Assim como Gustavo, Ana Inoue percebe como fundamental investir na educação profissional e tecnológica para fazer uma transição segura e eficiente para o mercado de trabalho. “É preciso alinhar e reorganizar a oferta da educação profissional, porque o mercado precisa de pessoas qualificadas, e essa responsabilidade não pode recair sobre o jovem, mas sobre o governo e as empresas”, destaca.
Ensino integrado
O Serviço Social da Indústria (Sesi) é uma das instituições voltadas à formação profissional e tecnológica. Para o presidente do Conselho Nacional do Sesi, Fausto Augusto Junior, essa modalidade de ensino, com o tempo, foi ficando de fora da chamada política educacional, por ser vista apenas como um treinamento. Porém, ele diz que os frutos da educação profissional integrada ao ensino médio serão colhidos a longo prazo, desenvolvendo competências importantes para o mercado.
“A maioria dos jovens sequer conhece as carreiras que existem, ou não sabe como acessá-las, sendo lançados no mundo do trabalho sem nenhuma preparação. Por isso, a articulação entre educação e trabalho é importante para se conectar com pessoas e os desafios das profissões”, afirma. O presidente percebe como desafio a implementação desse sistema, propondo superar a visão sobre a EPT como simples treinamento, pois se trata de um aprendizado contínuo.
A analista técnico-educacional do Sesi São Paulo Fernanda Mizuguchi explica que a instituição, em parceria com o Serviço Nacional de Aprendizagem Industrial (Senai), fomenta o uso de tecnologias, como a robótica, em todas as etapas de ensino, “para que os estudantes não sejam só consumidores dessas ferramentas, mas que possam criar também”, desenvolvendo habilidades técnicas e socioemocionais.
No evento Trampos do Futuro, a instituição marcou presença com uma oficina de luta de sumô com robôs feitos de lego. Para a aluna do Sesi Lívia Garcia, 15, levar o projeto para outros jovens que não têm acesso a essas tecnologias é muito gratificante: “Ver as pessoas sorrindo com isso é muito legal, mostra que estamos fazendo a diferença.”

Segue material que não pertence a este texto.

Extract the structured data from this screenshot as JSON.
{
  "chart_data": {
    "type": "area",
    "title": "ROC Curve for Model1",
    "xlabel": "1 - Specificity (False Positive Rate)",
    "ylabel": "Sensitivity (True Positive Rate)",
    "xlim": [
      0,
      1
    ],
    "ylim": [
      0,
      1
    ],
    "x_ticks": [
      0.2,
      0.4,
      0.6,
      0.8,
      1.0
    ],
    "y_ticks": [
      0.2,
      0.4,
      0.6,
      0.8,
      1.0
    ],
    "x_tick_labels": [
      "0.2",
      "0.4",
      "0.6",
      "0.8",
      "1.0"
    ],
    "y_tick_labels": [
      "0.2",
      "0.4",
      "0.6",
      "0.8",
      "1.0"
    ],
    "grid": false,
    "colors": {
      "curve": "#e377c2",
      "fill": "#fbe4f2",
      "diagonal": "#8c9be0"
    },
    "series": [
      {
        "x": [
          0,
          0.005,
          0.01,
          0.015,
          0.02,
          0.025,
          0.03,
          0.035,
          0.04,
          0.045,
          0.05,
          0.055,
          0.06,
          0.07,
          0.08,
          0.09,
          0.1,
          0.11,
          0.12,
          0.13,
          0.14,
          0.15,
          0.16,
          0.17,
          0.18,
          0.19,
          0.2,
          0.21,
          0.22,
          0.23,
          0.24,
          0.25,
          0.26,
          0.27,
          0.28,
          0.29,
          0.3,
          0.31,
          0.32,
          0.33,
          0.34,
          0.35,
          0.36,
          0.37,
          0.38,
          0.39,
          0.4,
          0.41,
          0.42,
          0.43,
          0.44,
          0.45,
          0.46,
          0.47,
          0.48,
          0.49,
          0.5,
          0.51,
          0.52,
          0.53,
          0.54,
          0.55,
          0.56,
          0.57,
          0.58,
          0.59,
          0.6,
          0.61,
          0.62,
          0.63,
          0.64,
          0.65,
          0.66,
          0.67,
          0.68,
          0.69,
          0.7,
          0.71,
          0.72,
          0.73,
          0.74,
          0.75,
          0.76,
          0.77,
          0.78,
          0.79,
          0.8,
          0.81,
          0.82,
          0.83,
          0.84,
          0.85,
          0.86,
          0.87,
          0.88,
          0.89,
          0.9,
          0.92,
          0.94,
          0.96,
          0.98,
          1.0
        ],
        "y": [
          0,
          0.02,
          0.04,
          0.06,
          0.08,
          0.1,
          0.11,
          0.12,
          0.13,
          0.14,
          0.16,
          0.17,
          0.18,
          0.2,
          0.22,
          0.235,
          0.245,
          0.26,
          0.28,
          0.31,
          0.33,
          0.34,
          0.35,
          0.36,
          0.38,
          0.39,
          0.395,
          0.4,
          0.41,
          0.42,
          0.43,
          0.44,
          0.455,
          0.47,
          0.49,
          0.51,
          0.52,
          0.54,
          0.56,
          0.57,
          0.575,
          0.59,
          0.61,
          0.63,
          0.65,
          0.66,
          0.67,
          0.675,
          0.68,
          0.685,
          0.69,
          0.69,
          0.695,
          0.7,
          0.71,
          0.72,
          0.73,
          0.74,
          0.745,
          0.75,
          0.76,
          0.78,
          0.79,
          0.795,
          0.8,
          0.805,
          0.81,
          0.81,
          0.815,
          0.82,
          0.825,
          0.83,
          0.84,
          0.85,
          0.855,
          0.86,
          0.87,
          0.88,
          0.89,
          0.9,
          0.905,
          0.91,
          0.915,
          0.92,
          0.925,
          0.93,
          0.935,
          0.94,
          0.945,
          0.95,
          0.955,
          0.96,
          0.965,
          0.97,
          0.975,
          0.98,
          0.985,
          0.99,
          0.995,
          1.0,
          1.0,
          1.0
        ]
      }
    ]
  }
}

As estudantes Lorena Souza e Ana Júlia Rodrigues, 15, apresentaram um robô movido à luz. Na visão de Lorena, o ensino profissional integrado ao ensino médio trouxe novas possibilidades. “Eu nunca me vi na robótica, porque é algo muito intenso, mas quando você entra no projeto, você não imagina o quanto isso abre uma porta para o mundo da ciência e da tecnologia”, compartilha. Ana Júlia celebra a oportunidade de fazer um curso técnico em robótica ainda na escola, área pela qual se apaixonou: “Eu adoro o que faço, vejo isso como uma profissão que quero investir no meu futuro.”
A Escola Técnica Estadual (Etec) Irmã Agostina, de São Paulo, também esteve no evento. As estudantes Mariana Brocchine, Mirella Silva e Yasmin Leal, 17, estão fazendo o curso técnico de química integrado e apresentaram o projeto Our Beauty: A inclusão de pessoas negras no universo da maquiagem, que busca democratizar o acesso à maquiagem para pessoas de pele escura. “Nós criamos um aplicativo que escaneia o seu tom de pele e consegue separá-lo em cores primárias, branco e preto para você saber a quantidade necessária de cada uma para criar o tom desejado”, descreve Mariana.
As alunas percebem que o ensino integrado está sendo muito positivo para suas trajetórias profissionais. “Quero investir em tecnologia da informação (TI), mas sempre tendo em mente a pesquisa em ciências”, conta Mariana. Mirella deseja cursar biomedicina: “Tenho muitas possibilidades de especialização”. Já Yasmin pretende fazer faculdade de química, relembrando que as oportunidades pela Etec estão contribuindo para que “a gente tenha uma melhor passagem para o mercado”.